On the run from the Nazis in 1940, the philosopher, literary critic and essayist Walter Benjamin committed suicide in the Spanish border town of Portbou. In 2011, over 70 years later, his writings enter the public domain in many countries around the world. Anca Pusca, author of Walter Benjamin: The Aesthetics of Change, reflects on the relevance of Benjamin’s oeuvre in a digital age, and the implications of his work becoming freely available online.
Walter Benjamin, a German-Jewish intellectual of kaleidoscopic abilities and interests – literary critic, philosopher, translator, essayist, radio presenter – has always fascinated academics and intellectuals. His dense academic prose, his unique reading of Marxism, his fascination with Jewish mysticism, but more importantly, his ability to capture some of the major transformations of the early 19th century Europe in a series of literal and temporal frames that distilled the very material which gave it consistency – iron, concrete, shopping arcades, new technologies such as photography and film, ideological propaganda – into words, earned Benjamin a cult-like following which continues today. Artists, philosophers, theorists from every discipline, continue to offer different readings and meanings to his work, which remains strikingly relevant to social and political transformations today.
If Benjamin’s public is mainly of an academic nature today, that was certainly not the case at the time of his writing. With his habilitation rejected by the University of Frankfurt, Benjamin was forced to survive outside of academia, and hence to write accordingly: most of his work appears in fragments – essays, short stories, journal entries, letters, newspaper and journal articles, radio broadcasts – which mainly appeared in the public domain through his journalistic and radio work, with the exception of a few pieces intended for publication by the Institute for Social Research led by Horkheimer and Adorno. This significantly affected not only his writing style – making most of it much more accessible to a larger public – but also his thoughts on the role of language and text.
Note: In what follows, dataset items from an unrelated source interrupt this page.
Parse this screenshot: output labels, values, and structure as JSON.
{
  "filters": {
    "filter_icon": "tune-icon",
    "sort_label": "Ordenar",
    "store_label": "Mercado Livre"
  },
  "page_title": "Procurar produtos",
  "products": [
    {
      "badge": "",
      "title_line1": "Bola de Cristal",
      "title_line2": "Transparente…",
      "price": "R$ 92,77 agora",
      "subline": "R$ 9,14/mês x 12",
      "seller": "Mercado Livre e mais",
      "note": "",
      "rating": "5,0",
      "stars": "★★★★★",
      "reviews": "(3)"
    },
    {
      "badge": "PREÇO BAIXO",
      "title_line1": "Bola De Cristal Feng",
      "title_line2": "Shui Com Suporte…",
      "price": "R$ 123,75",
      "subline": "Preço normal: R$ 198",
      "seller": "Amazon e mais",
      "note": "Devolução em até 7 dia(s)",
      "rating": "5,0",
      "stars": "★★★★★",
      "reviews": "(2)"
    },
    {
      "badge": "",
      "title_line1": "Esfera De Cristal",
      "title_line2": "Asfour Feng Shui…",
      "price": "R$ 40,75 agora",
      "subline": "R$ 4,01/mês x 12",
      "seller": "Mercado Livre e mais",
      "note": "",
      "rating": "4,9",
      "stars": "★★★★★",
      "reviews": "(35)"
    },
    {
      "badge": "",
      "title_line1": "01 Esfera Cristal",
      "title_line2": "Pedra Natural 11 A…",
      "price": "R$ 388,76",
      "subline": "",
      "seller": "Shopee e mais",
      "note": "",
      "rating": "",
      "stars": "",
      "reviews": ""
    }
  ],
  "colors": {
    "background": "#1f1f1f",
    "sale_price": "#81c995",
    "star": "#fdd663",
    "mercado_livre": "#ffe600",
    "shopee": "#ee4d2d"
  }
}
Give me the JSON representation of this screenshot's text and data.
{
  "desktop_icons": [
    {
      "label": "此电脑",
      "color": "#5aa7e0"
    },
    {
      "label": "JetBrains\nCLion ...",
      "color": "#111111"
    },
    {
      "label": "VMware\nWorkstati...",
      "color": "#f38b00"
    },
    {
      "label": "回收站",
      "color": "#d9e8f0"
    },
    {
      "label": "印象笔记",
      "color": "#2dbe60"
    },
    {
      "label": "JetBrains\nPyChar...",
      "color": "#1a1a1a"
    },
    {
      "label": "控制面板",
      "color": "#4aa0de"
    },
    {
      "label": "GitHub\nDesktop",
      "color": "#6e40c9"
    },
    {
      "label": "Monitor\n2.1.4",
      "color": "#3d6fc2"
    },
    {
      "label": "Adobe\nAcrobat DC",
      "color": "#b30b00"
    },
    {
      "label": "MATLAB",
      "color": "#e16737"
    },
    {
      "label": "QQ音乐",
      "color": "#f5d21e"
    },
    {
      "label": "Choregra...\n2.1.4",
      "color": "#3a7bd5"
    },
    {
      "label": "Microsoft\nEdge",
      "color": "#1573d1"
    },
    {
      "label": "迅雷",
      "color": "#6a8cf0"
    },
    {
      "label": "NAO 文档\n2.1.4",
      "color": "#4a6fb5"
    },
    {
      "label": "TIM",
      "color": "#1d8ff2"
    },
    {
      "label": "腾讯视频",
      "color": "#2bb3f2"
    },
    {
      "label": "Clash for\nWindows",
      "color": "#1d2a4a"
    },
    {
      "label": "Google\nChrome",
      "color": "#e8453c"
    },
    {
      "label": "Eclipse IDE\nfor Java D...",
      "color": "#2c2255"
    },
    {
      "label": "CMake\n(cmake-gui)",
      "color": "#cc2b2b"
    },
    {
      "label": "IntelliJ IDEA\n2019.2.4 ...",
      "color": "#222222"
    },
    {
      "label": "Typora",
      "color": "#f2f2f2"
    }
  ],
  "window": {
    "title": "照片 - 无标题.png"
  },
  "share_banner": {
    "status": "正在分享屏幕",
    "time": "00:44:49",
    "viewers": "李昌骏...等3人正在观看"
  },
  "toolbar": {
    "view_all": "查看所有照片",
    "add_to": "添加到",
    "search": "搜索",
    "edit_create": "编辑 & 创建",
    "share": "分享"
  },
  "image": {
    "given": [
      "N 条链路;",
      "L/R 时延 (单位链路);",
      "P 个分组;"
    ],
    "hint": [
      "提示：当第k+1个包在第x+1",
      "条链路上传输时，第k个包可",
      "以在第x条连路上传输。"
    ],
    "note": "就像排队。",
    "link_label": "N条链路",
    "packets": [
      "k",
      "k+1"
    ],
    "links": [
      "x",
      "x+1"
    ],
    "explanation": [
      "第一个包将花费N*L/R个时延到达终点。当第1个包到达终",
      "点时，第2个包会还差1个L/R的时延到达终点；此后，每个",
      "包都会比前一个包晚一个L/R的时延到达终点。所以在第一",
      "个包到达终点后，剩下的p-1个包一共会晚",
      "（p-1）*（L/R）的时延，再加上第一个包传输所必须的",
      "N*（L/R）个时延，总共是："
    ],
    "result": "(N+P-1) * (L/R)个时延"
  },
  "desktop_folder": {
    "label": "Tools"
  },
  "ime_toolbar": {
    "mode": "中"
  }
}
The fragmentary nature of his work, initially a result of financial and practical constraints, later became a trademark of Benjamin’s methodology, particularly obvious in his unfinished magnus opus, the Arcades Project.
Conceived as a catalogue of thoughts and images on 19th century Paris as the emblematic modern city, the Arcades Project brings incredible innovation not only stylistically – through the fragmentary nature of the text, which could be read and accessed in non-linear fashion – but also intellectually, by breaking the traditional frame of text which rests upon a necessary temporal and linguistic progression, and effectively establishing a new architecture which relies less on words and more on the images and material that those words conjure. Benjamin effectively reconstructs different Parisian frames, capturing them not unlike a photographer captures a scene. Each of these frames, as fragments of text, contains its own temporality, existing both in relation to but also independent from the others. By embedding the relevance of each frame into a temporality that emerges directly from the material it depicts – for example, by depicting the old Parisian arcades in ruin as a new type of architecture emerges – Benjamin creates a unique dialectic in which the present can never exist as independent from either the past or the future.